How is this to be achieved? Far more adult education will be needed and, although some of that may be provided by employers, that source will meet only part of the need because, in an era of change, many traditional jobs will disappear and then the retraining required is for a new discipline so it can hardly be provided by the ex-employer. No, the nature of academia will have to change as it moves its focus in the provision of career-oriented courses from those who are just setting out on their working life to those moving from one industry to another.
So far so obvious, but this idea that retraining becomes a regular feature of working life raises immediate issues as to how those who attend university as an extension of the education they have received at school, should be trained. It is all very well to train them for a specific occupation or profession but if work is going to change radically or they move jobs, the training will have been a short-term benefit rather than equipping them for life. What they really need is to be taught basic skills like reasoning, absorbing information and communicating, and most important of all, how to study, so that as they progress through their careers there are equipped to deal with change both in what they do in their particular line and in the jobs market.
To achieve this it is necessary to prevent excessive early specialisation. In the old days a mathematician or scientist seeking a place at a top university had to pass an exam in English designed to check that they could communicate properly as well as solve equations. Perhaps they still do. It wasn’t a particularly difficult exam but at least lip service was being paid to the idea that technical expertise was useless unless ideas could be clearly expressed. I do not know whether there was a similar check that applicants for arts courses were numerate but clearly there should have been. A modern education system needs to go further than that with a substantial part of the curriculum being devoted to ensuring that those being taught are left recyclable in the sense that they are equipped to embrace new disciplines, and leaving specialisation until later in the process would clearly help with that.

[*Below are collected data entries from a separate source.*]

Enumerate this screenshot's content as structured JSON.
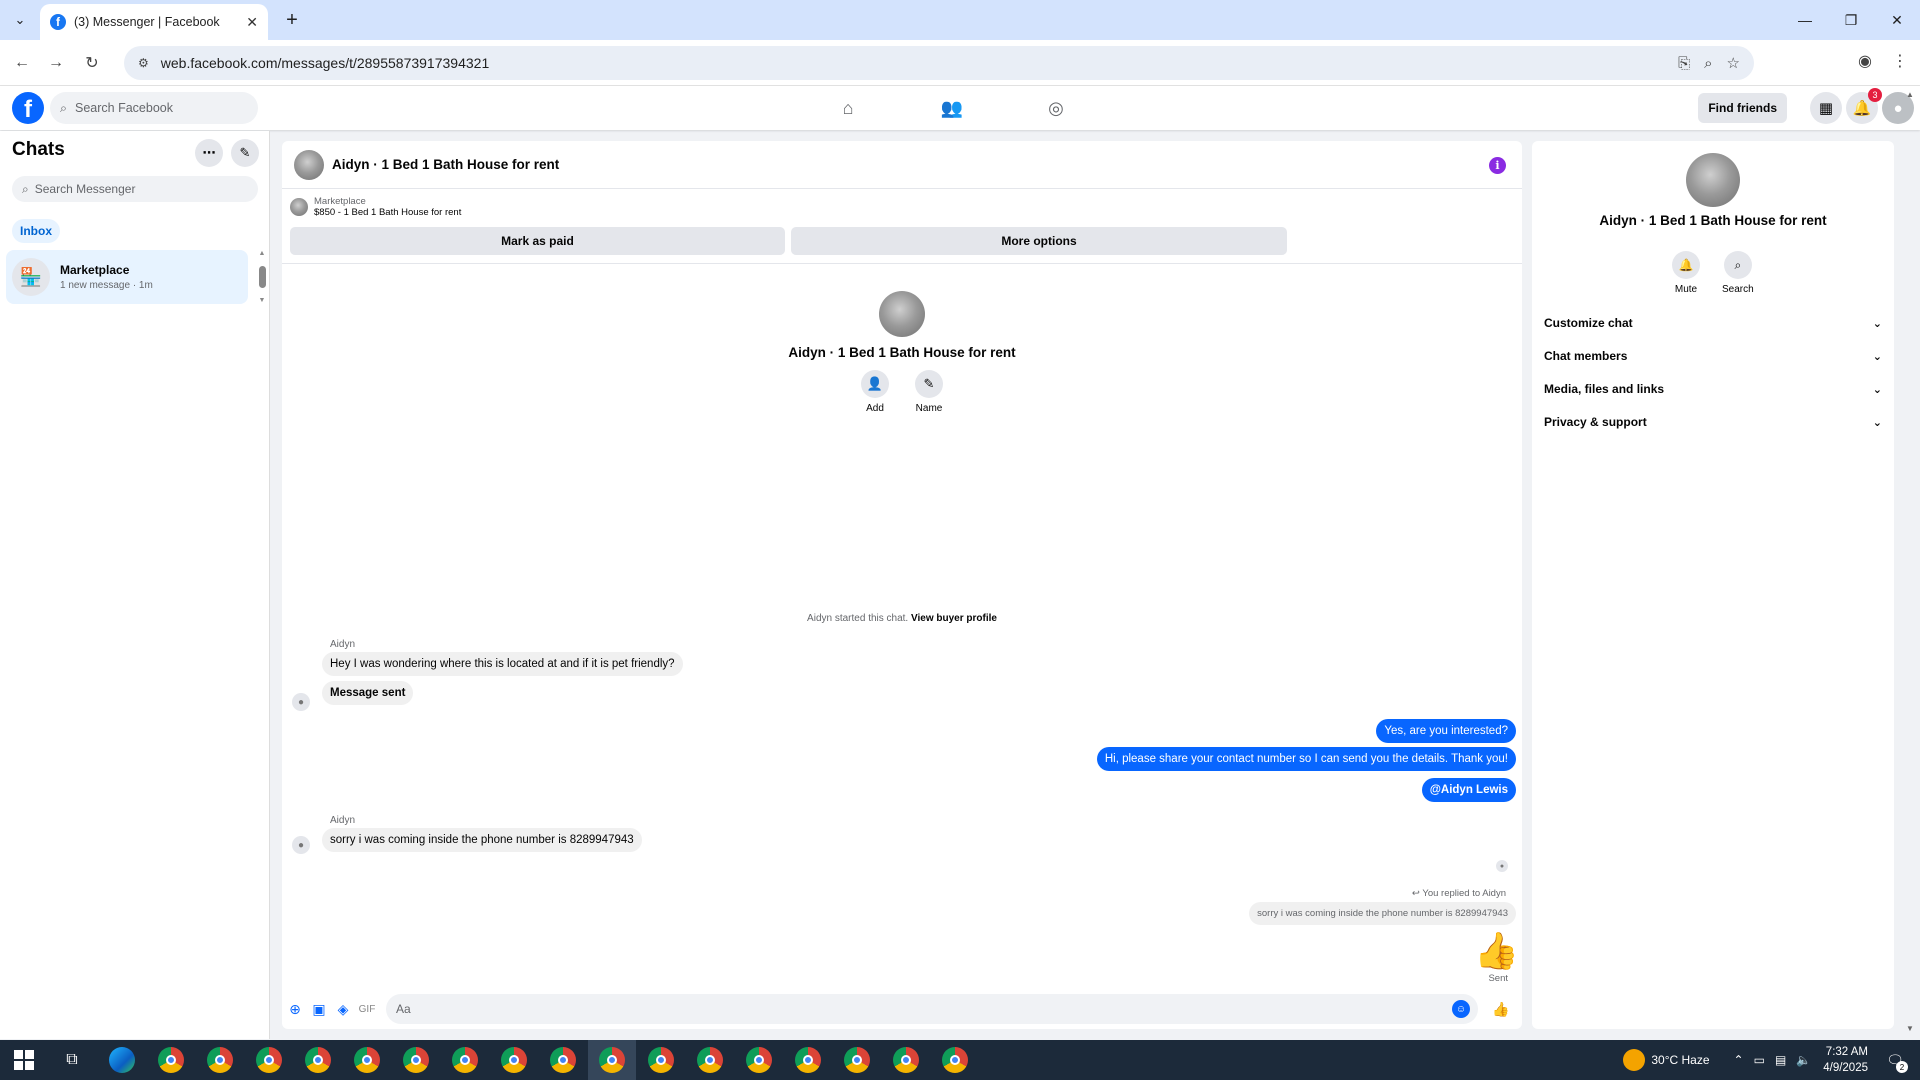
{
  "browser": {
    "tab_title": "(3) Messenger | Facebook",
    "url": "web.facebook.com/messages/t/28955873917394321"
  },
  "fb_header": {
    "search_placeholder": "Search Facebook",
    "find_friends_label": "Find friends",
    "notification_count": "3"
  },
  "chats_panel": {
    "title": "Chats",
    "search_placeholder": "Search Messenger",
    "inbox_label": "Inbox",
    "conversations": [
      {
        "name": "Marketplace",
        "subtitle": "1 new message · 1m"
      }
    ]
  },
  "conversation": {
    "title": "Aidyn · 1 Bed 1 Bath House for rent",
    "marketplace_label": "Marketplace",
    "listing": "$850 - 1 Bed 1 Bath House for rent",
    "mark_paid_label": "Mark as paid",
    "more_options_label": "More options",
    "intro_actions": {
      "add": "Add",
      "name": "Name"
    },
    "started_text": "Aidyn started this chat.",
    "view_buyer_profile": "View buyer profile",
    "messages": {
      "sender_name": "Aidyn",
      "in_1": "Hey I was wondering where this is located at and if it is pet friendly?",
      "in_2": "Message sent",
      "out_1": "Yes, are you interested?",
      "out_2": "Hi, please share your contact number so I can send you the details. Thank you!",
      "out_3": "@Aidyn Lewis",
      "in_3": "sorry i was coming inside the phone number is 8289947943",
      "replied_label": "You replied to Aidyn",
      "quoted": "sorry i was coming inside the phone number is 8289947943",
      "sent_label": "Sent"
    },
    "composer_placeholder": "Aa"
  },
  "info_panel": {
    "title": "Aidyn · 1 Bed 1 Bath House for rent",
    "mute_label": "Mute",
    "search_label": "Search",
    "sections": [
      "Customize chat",
      "Chat members",
      "Media, files and links",
      "Privacy & support"
    ]
  },
  "taskbar": {
    "weather": "30°C  Haze",
    "time": "7:32 AM",
    "date": "4/9/2025",
    "notification_count": "2"
  },
  "colors": {
    "fb_blue": "#0866ff",
    "outgoing_bubble": "#0866ff",
    "incoming_bubble": "#f0f0f0",
    "info_icon": "#8a2be2",
    "tab_strip": "#d3e3fd"
  }
}
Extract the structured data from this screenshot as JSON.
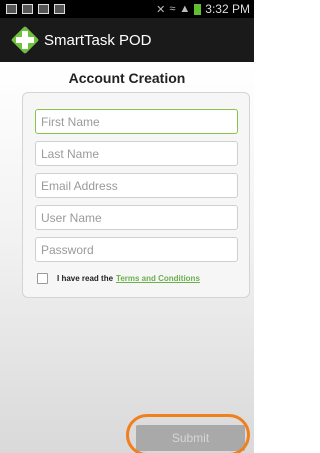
{
  "status_bar": {
    "time": "3:32 PM"
  },
  "app": {
    "title": "SmartTask POD",
    "logo_color": "#6fc13d"
  },
  "form": {
    "heading": "Account Creation",
    "fields": [
      {
        "placeholder": "First Name",
        "value": ""
      },
      {
        "placeholder": "Last Name",
        "value": ""
      },
      {
        "placeholder": "Email Address",
        "value": ""
      },
      {
        "placeholder": "User Name",
        "value": ""
      },
      {
        "placeholder": "Password",
        "value": ""
      }
    ],
    "terms_prefix": "I have read the",
    "terms_link": "Terms and Conditions",
    "terms_checked": false,
    "submit_label": "Submit"
  },
  "colors": {
    "accent_green": "#8bc34a",
    "link_green": "#6ab04c",
    "highlight_orange": "#f07f1d"
  }
}
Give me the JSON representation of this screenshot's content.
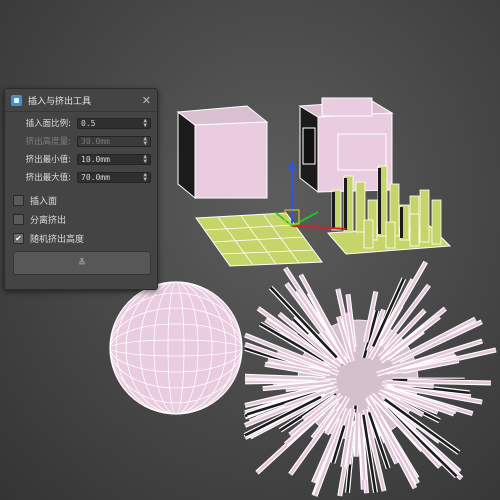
{
  "dialog": {
    "title": "插入与挤出工具",
    "close_glyph": "✕",
    "fields": [
      {
        "label": "插入面比例:",
        "value": "0.5",
        "enabled": true
      },
      {
        "label": "挤出高度量:",
        "value": "30.0mm",
        "enabled": false
      },
      {
        "label": "挤出最小值:",
        "value": "10.0mm",
        "enabled": true
      },
      {
        "label": "挤出最大值:",
        "value": "70.0mm",
        "enabled": true
      }
    ],
    "checkboxes": [
      {
        "label": "插入面",
        "checked": false
      },
      {
        "label": "分离挤出",
        "checked": false
      },
      {
        "label": "随机挤出高度",
        "checked": true
      }
    ],
    "check_glyph": "✔",
    "apply_label": "≚"
  },
  "colors": {
    "mesh_pink": "#e9ccdf",
    "mesh_green": "#c6d56a",
    "wire": "#ffffff",
    "dark_face": "#1b1b1b"
  }
}
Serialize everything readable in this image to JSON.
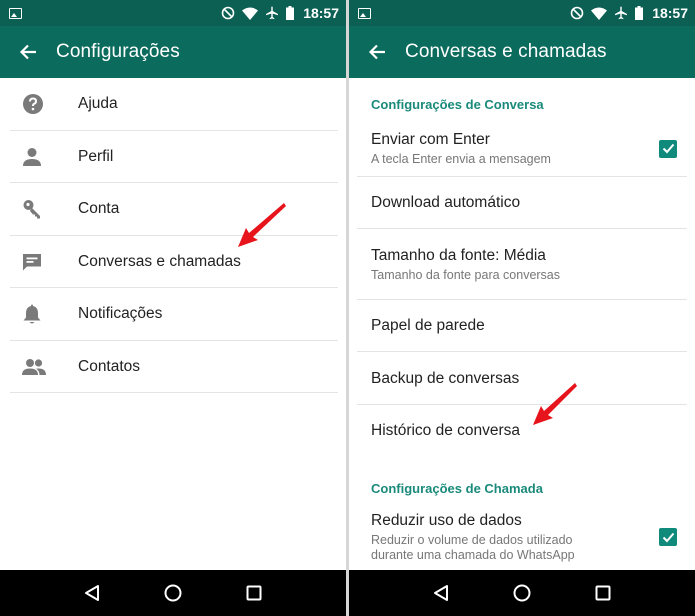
{
  "status_bar": {
    "time": "18:57"
  },
  "left_screen": {
    "title": "Configurações",
    "items": [
      {
        "label": "Ajuda",
        "icon": "help-icon"
      },
      {
        "label": "Perfil",
        "icon": "person-icon"
      },
      {
        "label": "Conta",
        "icon": "key-icon"
      },
      {
        "label": "Conversas e chamadas",
        "icon": "chat-icon"
      },
      {
        "label": "Notificações",
        "icon": "bell-icon"
      },
      {
        "label": "Contatos",
        "icon": "contacts-icon"
      }
    ]
  },
  "right_screen": {
    "title": "Conversas e chamadas",
    "section_chat": "Configurações de Conversa",
    "enter_send": {
      "title": "Enviar com Enter",
      "subtitle": "A tecla Enter envia a mensagem",
      "checked": true
    },
    "auto_download": {
      "title": "Download automático"
    },
    "font_size": {
      "title": "Tamanho da fonte: Média",
      "subtitle": "Tamanho da fonte para conversas"
    },
    "wallpaper": {
      "title": "Papel de parede"
    },
    "backup": {
      "title": "Backup de conversas"
    },
    "history": {
      "title": "Histórico de conversa"
    },
    "section_call": "Configurações de Chamada",
    "low_data": {
      "title": "Reduzir uso de dados",
      "subtitle_1": "Reduzir o volume de dados utilizado",
      "subtitle_2": "durante uma chamada do WhatsApp",
      "checked": true
    }
  },
  "colors": {
    "status_bar": "#0b5f53",
    "app_bar": "#0b6b5d",
    "accent": "#1a8a7b",
    "arrow": "#e8141b"
  }
}
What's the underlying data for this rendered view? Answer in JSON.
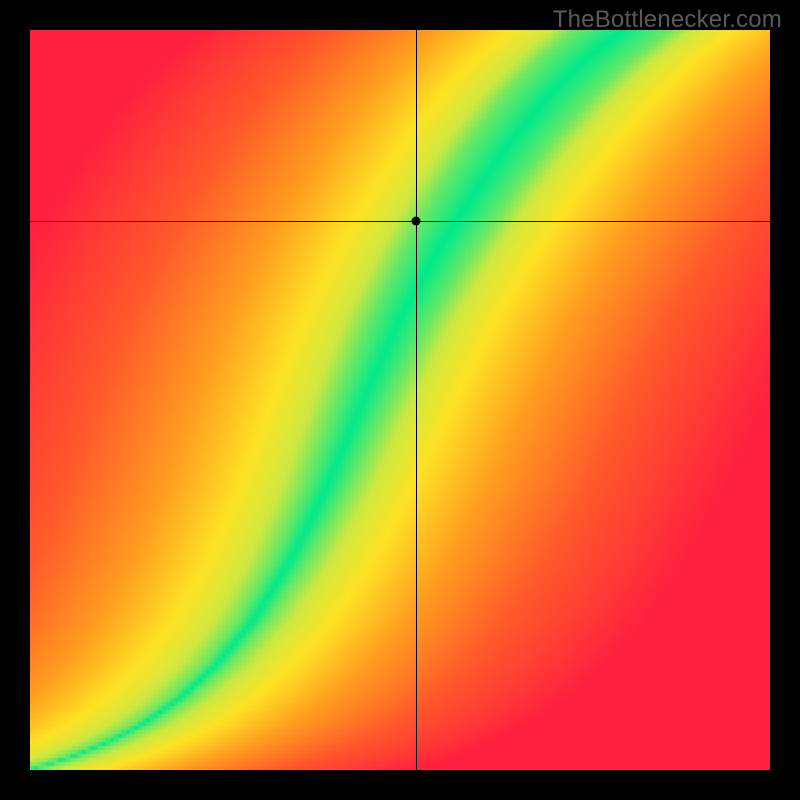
{
  "watermark": "TheBottlenecker.com",
  "chart_data": {
    "type": "heatmap",
    "title": "",
    "xlabel": "",
    "ylabel": "",
    "xlim": [
      0,
      1
    ],
    "ylim": [
      0,
      1
    ],
    "grid_resolution": 185,
    "comment": "Value at each cell is distance (in x-direction) from a ridge curve y=f(x). Color ramp: green (0) → yellow (~0.08) → orange (~0.25) → red (≥0.45). Ridge broadens with y (half-width grows from ~0.01 at y=0 to ~0.06 at y=1).",
    "ridge_curve_points": [
      {
        "x": 0.0,
        "y": 0.0
      },
      {
        "x": 0.05,
        "y": 0.015
      },
      {
        "x": 0.1,
        "y": 0.035
      },
      {
        "x": 0.15,
        "y": 0.06
      },
      {
        "x": 0.2,
        "y": 0.095
      },
      {
        "x": 0.25,
        "y": 0.14
      },
      {
        "x": 0.3,
        "y": 0.2
      },
      {
        "x": 0.35,
        "y": 0.28
      },
      {
        "x": 0.4,
        "y": 0.38
      },
      {
        "x": 0.45,
        "y": 0.5
      },
      {
        "x": 0.5,
        "y": 0.61
      },
      {
        "x": 0.55,
        "y": 0.7
      },
      {
        "x": 0.6,
        "y": 0.78
      },
      {
        "x": 0.65,
        "y": 0.85
      },
      {
        "x": 0.7,
        "y": 0.91
      },
      {
        "x": 0.75,
        "y": 0.96
      },
      {
        "x": 0.8,
        "y": 1.0
      }
    ],
    "color_stops": [
      {
        "t": 0.0,
        "color": "#00e98b"
      },
      {
        "t": 0.12,
        "color": "#cfe840"
      },
      {
        "t": 0.22,
        "color": "#fde324"
      },
      {
        "t": 0.4,
        "color": "#ff9f1f"
      },
      {
        "t": 0.65,
        "color": "#ff5a2a"
      },
      {
        "t": 1.0,
        "color": "#ff1f3f"
      }
    ],
    "crosshair": {
      "x": 0.521,
      "y": 0.742
    },
    "axis_color": "#000000"
  }
}
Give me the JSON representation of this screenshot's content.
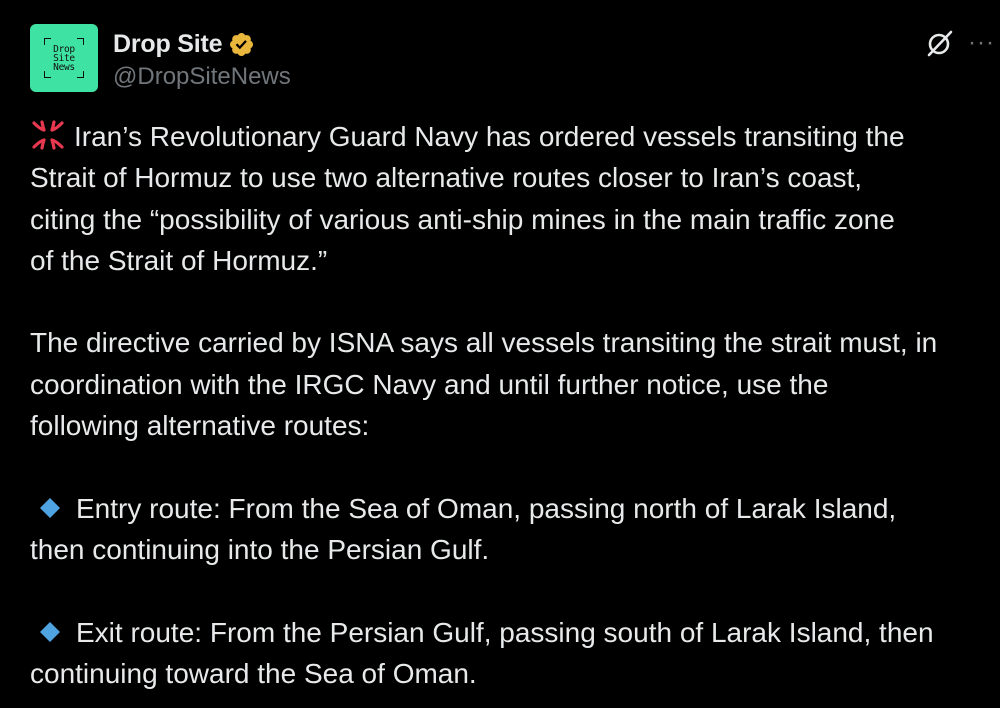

The Times has recently announced that it will be running a project on the development of education and it is to be hoped that the conclusion will be that the focus should move from early specialisation to a more general intellectual development. That, of course, has a cost in that further training may be needed subsequently but to an extent that is already built into the existing system. Many people who read traditional academic subjects, whether in the arts or the sciences, go on to do something completely different and there the greater breadth of their education is paid for by a requirement for further training. It doesn’t seem to hold them back. A second conclusion might be that such early specialisation as there is should be on difficult academic subjects. Nobody trained a mind by making it solve easy problems. And the training of the mind is the name of the game.